Office jobs are expected to feel the biggest crunch, predicts Raman. “Unless employers want to find themselves without enough people to fill leadership posts down the road, they need to continue to hire young workers,” he writes. “But they need to redesign entry-level jobs that give workers higher-level tasks that add value beyond what can be produced by AI.”
Byron Auguste, the CEO and co-founder at Opportunity@Work, says he’s begun referring to AI as “amplified intention,” because the technology “does not set its own goals. We do.”
People could use AI to exclude other people from employment, he says, which has long been a challenge for workers without college degrees. Given our current systems, it’s much harder to do “skills-based inclusion,” says Auguste. Even so, he’s optimistic that AI will help employers tap into everyone’s talent.
“We’ve got too many problems to solve,” he says. “We need all the talents to solve them.”
Open Tabs
Trade Schools
President Trump said this week that he’s considering taking $3B of federal funds away from Harvard and giving it to “trade schools” across the U.S. His post on social media appeared to refer to previously frozen or eliminated funds, rather than new cuts. The administration shared no details about the possible move, which almost certainly would raise legal questions. It’s unclear if the White House will follow up on the idea.
Career Mobility
Almost half (44%) of U.S. workers who responded to a broad survey by McKinsey say they are willing to change occupations. The top barrier to finding a new job, according to these workers, is their need for more or different work experience, relevant skills, credentials, or education. Among all respondents, 42% say they are interested in upskilling, with the strongest interest cited by young, lower-income, immigrant, and Black workers.
Federal Grants
Recipients of grants from the U.S. Department of Education’s Office of Career, Technical, and Adult Education recently received an email from the office saying they need to request approval to access funds from those grants. A department spokeswoman says the agency is updating OCTAE’s grants-management system.

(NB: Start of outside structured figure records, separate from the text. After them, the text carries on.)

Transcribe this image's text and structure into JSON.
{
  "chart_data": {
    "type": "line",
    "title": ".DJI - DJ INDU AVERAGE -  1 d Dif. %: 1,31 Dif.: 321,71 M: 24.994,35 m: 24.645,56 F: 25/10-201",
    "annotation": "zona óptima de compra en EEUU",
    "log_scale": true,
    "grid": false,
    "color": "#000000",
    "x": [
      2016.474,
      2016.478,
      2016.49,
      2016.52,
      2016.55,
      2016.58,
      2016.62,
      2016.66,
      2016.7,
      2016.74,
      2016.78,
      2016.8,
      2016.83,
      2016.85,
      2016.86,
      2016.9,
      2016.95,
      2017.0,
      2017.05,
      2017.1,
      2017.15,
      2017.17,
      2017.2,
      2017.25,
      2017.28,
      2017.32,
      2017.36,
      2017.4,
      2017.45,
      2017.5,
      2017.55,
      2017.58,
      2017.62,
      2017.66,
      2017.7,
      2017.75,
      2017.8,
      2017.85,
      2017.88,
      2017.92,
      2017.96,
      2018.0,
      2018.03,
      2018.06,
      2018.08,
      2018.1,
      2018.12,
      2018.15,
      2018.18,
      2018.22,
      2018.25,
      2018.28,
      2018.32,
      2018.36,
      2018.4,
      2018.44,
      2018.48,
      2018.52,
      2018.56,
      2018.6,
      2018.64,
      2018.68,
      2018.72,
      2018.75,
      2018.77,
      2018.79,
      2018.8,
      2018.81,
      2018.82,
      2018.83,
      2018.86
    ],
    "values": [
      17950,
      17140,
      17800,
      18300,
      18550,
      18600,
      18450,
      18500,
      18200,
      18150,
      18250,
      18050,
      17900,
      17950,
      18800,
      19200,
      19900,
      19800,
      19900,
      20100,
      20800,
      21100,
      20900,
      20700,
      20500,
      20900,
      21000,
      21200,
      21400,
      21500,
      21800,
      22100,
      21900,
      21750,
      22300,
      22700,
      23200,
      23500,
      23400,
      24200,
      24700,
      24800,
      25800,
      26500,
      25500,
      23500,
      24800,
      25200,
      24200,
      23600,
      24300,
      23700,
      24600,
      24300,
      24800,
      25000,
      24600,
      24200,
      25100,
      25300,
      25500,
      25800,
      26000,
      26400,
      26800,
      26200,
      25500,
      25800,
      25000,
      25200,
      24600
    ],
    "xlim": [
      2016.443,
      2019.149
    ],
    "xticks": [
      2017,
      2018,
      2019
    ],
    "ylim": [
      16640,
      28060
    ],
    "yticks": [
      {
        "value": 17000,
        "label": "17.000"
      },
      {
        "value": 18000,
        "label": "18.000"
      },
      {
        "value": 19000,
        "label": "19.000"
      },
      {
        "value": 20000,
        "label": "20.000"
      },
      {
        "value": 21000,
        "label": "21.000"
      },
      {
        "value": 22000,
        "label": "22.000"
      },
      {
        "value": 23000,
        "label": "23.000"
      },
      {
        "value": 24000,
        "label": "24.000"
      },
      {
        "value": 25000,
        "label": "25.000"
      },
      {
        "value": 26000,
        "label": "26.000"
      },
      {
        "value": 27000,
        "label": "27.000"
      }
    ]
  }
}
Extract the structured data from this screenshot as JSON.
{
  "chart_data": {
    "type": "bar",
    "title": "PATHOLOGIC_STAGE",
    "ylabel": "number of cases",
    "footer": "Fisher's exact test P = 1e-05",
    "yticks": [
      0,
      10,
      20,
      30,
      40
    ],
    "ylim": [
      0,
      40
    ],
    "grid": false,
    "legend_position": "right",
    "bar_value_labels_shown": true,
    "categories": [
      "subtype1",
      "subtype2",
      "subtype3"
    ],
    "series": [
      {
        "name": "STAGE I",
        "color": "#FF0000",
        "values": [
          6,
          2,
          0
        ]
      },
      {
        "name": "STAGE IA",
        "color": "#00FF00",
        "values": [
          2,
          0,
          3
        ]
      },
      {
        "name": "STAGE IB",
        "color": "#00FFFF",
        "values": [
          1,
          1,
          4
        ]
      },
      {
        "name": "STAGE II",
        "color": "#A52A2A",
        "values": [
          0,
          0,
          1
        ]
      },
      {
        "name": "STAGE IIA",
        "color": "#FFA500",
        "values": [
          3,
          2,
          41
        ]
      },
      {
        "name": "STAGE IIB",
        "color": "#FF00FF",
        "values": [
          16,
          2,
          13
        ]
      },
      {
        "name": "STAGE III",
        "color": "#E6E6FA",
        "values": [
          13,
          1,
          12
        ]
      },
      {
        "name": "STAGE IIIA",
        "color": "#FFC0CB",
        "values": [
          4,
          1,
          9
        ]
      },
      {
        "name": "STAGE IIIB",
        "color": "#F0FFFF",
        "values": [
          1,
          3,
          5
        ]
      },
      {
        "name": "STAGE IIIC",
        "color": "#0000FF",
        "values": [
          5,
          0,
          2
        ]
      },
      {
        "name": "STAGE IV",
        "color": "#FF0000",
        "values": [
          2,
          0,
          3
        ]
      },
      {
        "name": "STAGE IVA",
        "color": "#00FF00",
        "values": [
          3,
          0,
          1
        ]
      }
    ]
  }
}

Observers predict that the Trump administration will move the office to the Labor Department, as called for in the Project 2025 report.
State Competition
JobsOhio will spend $50M to help companies in high-growth industries hire workers from other states. The private economic development group’s relocation incentive program, described here, seeks to recruit about 3K engineers, technicians, and tech workers by 2030. Firms will receive a $15K reimbursement per hire across targeted industries, including advanced manufacturing, life sciences, and AI. Companies can choose how to use the funds.
Community Colleges
An online, three-year bachelor’s degree from an Arizona community college may be the first of its kind for the two-year college sector. Yavapai College’s forthcoming bachelor of applied science in business degree has been approved by the Higher Learning Commission, Yavapai’s accreditor. The total tuition price for the 92-credit program is $9,482.
NSF and Workforce
A briefing on Capitol Hill next week will describe the role of grants from the National Science Foundation in supporting community college workforce development programs across emerging technology sectors. The event will be hosted by the bipartisan Congressional Research and Development Caucus, New America, and the American Association of Community Colleges.